Almond and other tree crops can be limited the same way, being shorted an opportunity to produce and store carbohydrates in the fall. It has been shown that trees forced to drop leaves early, have smaller leaves, smaller fruit loads, and smaller fruit the following season.
Are we wrong in saying that our standard practice for little to no post-harvest irrigation is shorting trees in a similar fashion? Harvest is brutal. No one ever wants to see a shaker or harvester again by the end. By the time harvest is finally complete, it feels like the work is done. The crop is in, holidays are just around the corner, and no one can ever predict what the winter weather will do.
BEST PRACTICES FOR POST-HARVEST IRRIGATION
It is difficult to even think about taking care of our trees at this stage. That is why we can’t blame anyone for just wanting to get the work done, to landplane, apply fertilizer, gypsum, to get the pruners in, and to just forget about patching all the holes in the irrigation line so a proper irrigation can be performed. But when we overlook irrigation management, the trees pay a terrible price. They struggle to produce and store carbohydrates, and then, all too often, we add insult to injury by applying foliar zinc to try to force the leaves off early, effectively shortening the time the tree has to produce and store for the next year.
Understandable or not, how much crop are we losing by not paying more attention to post-harvest irrigation?
We can fix this. Out of necessity, almonds get extremely dry during harvest. Heavy equipment, slipping bark, and multiple varieties make it really hard to minimize stress during harvest. By the time harvest is over, the soil is beyond depleted of water, and yet the trees still need a significant amount of water from the soil. As soon as the last nuts are up off the ground, we need to get in and put a serious amount of water on.

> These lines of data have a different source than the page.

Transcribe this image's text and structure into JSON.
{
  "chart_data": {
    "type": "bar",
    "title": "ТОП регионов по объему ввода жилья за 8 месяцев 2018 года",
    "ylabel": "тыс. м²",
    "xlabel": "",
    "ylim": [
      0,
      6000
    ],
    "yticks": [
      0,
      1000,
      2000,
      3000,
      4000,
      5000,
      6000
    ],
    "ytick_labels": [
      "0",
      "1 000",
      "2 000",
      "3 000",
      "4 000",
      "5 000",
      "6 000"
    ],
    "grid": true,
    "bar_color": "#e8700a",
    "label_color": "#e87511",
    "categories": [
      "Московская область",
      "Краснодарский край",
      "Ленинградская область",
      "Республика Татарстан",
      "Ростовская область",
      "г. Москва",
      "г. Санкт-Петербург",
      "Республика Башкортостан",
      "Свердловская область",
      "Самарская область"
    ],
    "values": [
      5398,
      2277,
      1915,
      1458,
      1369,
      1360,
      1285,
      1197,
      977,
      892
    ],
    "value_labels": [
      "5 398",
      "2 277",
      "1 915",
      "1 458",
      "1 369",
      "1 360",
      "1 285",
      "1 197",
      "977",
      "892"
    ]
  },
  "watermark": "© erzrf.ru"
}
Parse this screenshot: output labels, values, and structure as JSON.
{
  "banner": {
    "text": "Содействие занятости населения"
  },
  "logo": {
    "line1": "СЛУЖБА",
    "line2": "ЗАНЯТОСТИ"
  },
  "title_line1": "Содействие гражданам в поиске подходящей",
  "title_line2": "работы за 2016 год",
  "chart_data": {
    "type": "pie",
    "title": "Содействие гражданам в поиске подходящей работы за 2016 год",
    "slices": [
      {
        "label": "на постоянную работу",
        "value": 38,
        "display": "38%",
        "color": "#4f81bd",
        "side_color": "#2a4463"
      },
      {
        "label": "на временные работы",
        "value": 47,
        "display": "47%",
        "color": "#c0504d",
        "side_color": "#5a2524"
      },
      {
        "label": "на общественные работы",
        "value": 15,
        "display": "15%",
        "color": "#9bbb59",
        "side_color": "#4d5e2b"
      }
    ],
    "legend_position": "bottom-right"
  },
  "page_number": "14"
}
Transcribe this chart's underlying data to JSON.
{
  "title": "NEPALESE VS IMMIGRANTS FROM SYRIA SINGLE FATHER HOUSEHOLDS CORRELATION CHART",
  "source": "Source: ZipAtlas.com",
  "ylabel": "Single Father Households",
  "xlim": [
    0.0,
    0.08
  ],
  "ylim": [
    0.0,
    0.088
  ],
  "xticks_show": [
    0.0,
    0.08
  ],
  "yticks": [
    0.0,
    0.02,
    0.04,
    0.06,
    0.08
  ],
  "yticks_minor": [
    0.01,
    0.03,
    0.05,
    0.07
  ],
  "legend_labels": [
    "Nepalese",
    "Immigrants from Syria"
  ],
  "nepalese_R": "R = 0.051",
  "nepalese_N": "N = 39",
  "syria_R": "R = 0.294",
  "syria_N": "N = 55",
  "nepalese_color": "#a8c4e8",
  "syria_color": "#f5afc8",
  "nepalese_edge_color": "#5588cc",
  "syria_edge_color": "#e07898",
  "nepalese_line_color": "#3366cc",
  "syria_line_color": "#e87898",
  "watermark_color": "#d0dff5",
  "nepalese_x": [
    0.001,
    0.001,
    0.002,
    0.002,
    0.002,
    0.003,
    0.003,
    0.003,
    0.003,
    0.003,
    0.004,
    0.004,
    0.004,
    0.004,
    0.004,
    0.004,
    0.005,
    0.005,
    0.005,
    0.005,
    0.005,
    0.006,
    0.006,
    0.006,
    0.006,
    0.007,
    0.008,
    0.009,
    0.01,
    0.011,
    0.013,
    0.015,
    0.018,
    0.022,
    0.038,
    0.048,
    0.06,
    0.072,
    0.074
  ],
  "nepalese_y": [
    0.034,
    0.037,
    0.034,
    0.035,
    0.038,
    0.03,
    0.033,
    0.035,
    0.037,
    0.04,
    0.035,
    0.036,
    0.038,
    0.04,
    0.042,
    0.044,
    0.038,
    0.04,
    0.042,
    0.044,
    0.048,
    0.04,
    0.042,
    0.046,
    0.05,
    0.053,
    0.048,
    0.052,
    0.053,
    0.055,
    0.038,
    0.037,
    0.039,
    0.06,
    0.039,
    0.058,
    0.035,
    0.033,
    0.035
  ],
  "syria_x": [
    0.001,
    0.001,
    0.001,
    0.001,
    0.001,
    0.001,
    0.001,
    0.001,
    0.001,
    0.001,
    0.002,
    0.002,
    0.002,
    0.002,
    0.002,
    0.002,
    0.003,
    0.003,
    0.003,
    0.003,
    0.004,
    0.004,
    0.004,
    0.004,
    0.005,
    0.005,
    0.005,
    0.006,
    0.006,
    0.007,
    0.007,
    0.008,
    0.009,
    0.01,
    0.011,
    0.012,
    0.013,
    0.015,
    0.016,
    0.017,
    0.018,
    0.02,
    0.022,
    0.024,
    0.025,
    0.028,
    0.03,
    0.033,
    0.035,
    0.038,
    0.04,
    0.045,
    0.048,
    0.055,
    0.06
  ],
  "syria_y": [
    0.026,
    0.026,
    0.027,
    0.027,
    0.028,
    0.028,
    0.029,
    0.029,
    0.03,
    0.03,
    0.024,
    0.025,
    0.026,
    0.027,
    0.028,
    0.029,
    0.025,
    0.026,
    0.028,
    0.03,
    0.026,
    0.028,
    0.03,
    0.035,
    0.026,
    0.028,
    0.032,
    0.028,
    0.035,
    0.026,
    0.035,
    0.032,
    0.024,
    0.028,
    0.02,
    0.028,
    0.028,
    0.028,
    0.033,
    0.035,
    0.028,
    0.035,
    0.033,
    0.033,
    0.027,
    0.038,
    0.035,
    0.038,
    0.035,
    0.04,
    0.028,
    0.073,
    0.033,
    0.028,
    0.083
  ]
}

A lot depends on the irrigation system and soils, but it is a pretty good rule of thumb to expect to put 200 hours of water on with drip systems in the two weeks following the end of harvest. Or, for fan jets or spinners, expect to put on 90 hours of water in the first week. We know this is a ton of water, but at the end of the day, it will be enough to fulfill the trees’ production needs all while refilling the soil profile. This is usually where we get pushback. The most common responses are, “I need to hurry and get the landplaning done before it rains.” Or, “it will be too muddy for pruners to get in.” Yes, both of those are likely to be true, but this only needs to happen once.
If you take the time to put on water to mitigate stress and refill the profile first, you can then return to a normal irrigation schedule: 48 hours per week, or so, and lessening as cooler weather brings lower ETs. At that point, all you have to do is watch your tension and apply a reasonable amount of water when it is needed. It won’t be muddy and soaked all the way into winter. With a rehydrated soil and a normal irrigation schedule, you will have plenty of time to perform all the needed cultural practices. And at the same time, your trees will be producing like they should and will be fully recharged and ready to put on an incredible show in the spring. In the long run, it is a pretty minor adjustment. It changes the way post-harvest practices are prioritized, but it gives your trees the best chance to really produce and gives you the best chance of really making it big with your next season.